If I’m being honest, I have no idea what I’m doing right now.
I never thought I would be that girl sitting at her work desk, blogging and blogging about her anxiety nonetheless. Anyways, we digress..
ME. My name is Carol, I’m a university student in Canada and, as I’m sure you have already guessed, I have anxiety! I also love to read books, spend time outside, talk to people about anything and everything and watch videos of puppies. I also quite enjoy dry humour and re-tweeting funny political tweets. Again, I love dogs. A lot.
LIFE. I’m an only child so I quite like my alone time, but my friends are the wind beneath my wings. I’m also not used to talking about myself so this whole endeavour is quite daunting to me, as you can imagine. I’m really only doing this for one person though. Me. I’m the kind of person who always preaches about mental health, being open and honest with one another, supporting one another through vulnerability etc etc. I feel like this is me ‘practicing what I preach’ even if I don’t share this with anyone I know personally. Maybe it will help someone out there.
JOB. I’m currently working a 9-5 internship at a very cool place. For privacy reasons, I’m not going to tell you what place but just know…it’s cool. Ha! What a tease I am! Clearly, not fun enough because I’m sitting here starting a blog instead of doing work. Very productive, I am.
MUSIC. One of my favourite things to do (at work, but also everywhere else) is listening to music. I love Spotify because it’s such a great way to learn of new music that you would have never found otherwise! They also make cool playlists like “Chill Coffeehouse” or “Stress Free”. Although I still feel stressed when listening (lol sorry Spotify) just closing my eyes and hearing my favourite tunes and lyrics makes me so incredibly happy. I’m sure a lot of you feel this way too.
ANXIETY. I’m sure this is the reason a lot of you have come here, or how most of you even found my blog. Anxiety is tricky. It is so different for everyone who has it. Generalized Anxiety Disorder. Social Anxiety Disorder. Obsessive Compulsive Disorder. Panic Disorder. Post-Traumatic Stress Disorder. For me, its: GAD, OCD and PTSD. So many acronyms! So fun! (Another thing you will get to know about me is that i totally use humour as a defense mechanism. I even laughed one time during therapy when telling my counsellor about my past..lol)
Truthfully, I’m ok now. I wasn’t for a really really (really) long time, but I am now. I’m on some great medication that works for me and my anxiety. Medication was also my last resort possible and I tried absolutely everything before then – I hope this helps you understand how many different remedies I tried. Therapy. Mediation. Ignoring it. Getting active. More therapy. More ignoring it. Drinking a stupid amount of water to “clear my head”. Sleeping a lot. Honestly, if you google “Alternative Treatments for Anxiety” I have probably tried every single one. Nothing worked.

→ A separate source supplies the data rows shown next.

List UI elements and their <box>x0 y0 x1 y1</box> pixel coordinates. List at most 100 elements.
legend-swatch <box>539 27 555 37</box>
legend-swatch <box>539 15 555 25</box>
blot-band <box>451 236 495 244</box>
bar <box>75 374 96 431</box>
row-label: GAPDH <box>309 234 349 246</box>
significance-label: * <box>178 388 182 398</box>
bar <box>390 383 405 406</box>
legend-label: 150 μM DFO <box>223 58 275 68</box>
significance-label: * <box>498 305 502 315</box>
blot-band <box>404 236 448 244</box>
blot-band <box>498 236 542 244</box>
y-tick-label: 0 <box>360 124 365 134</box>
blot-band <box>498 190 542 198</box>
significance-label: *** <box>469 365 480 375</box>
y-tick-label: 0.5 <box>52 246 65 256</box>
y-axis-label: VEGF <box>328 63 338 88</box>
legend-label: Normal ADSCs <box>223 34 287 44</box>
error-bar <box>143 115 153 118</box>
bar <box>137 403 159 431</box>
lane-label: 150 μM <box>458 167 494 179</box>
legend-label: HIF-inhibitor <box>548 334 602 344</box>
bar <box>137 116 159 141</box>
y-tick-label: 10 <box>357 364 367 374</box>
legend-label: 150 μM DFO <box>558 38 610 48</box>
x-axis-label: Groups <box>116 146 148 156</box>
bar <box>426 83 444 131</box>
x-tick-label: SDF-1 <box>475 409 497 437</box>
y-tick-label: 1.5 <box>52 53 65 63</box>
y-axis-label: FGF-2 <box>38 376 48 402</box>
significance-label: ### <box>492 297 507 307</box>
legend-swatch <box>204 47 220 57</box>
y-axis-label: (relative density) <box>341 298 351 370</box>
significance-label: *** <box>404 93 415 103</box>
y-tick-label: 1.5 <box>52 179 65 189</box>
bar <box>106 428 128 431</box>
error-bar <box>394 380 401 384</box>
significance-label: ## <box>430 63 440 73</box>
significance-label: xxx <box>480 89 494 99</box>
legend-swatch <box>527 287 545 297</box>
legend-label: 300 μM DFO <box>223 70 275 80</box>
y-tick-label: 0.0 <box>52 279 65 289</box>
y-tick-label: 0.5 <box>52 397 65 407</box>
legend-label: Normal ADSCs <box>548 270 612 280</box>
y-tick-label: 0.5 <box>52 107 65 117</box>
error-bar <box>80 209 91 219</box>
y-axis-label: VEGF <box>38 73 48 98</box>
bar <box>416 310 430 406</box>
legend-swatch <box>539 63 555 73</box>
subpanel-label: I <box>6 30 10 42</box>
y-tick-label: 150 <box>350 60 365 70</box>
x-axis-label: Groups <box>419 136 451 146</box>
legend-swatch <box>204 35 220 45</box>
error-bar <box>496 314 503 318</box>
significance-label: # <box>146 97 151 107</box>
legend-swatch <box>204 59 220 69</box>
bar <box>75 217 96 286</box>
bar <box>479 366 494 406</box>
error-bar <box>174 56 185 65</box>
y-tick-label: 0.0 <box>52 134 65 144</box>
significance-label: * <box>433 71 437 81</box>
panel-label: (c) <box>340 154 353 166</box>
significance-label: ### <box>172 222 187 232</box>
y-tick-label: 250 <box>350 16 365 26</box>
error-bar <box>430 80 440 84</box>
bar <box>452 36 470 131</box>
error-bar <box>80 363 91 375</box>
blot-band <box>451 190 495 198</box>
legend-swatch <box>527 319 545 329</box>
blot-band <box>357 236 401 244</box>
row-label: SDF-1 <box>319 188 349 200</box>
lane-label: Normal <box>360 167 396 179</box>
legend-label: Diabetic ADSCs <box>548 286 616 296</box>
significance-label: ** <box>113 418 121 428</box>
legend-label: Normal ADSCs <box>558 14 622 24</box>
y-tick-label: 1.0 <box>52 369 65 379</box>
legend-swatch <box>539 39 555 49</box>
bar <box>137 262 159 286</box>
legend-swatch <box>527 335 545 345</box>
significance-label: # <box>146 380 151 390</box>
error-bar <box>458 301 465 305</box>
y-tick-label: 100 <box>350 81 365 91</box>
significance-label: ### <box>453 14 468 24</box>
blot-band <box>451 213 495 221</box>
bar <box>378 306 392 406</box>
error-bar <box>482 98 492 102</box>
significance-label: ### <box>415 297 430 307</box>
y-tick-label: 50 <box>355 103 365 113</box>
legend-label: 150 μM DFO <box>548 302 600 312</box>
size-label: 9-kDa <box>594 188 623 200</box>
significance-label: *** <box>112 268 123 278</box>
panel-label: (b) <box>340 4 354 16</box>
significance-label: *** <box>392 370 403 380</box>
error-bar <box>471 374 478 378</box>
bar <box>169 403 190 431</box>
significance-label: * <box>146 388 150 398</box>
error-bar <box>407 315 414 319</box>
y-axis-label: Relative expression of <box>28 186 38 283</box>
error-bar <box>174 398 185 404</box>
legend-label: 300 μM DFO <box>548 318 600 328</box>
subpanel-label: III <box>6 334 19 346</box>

It got to the point where I would become to overwhelmed with life and school and everything that I would cry and think my life was over. It made me seclude myself. I was isolated from my closest friends by my own doing. I did the bare minimum in school to stay ahead. I couldn’t concentrate for more than 20 minutes because of anxious thoughts running through my head. I gave up trying alternatives and finally just bit the bullet. 5 months later, I am actually doing well.
Soon, I’m going to write a full post about my journey with anxiety because it is far too much to write in an introductory blog. For now, I want you to know that even if you feel like there is no way out to the thoughts overpowering your head, I promise you there is.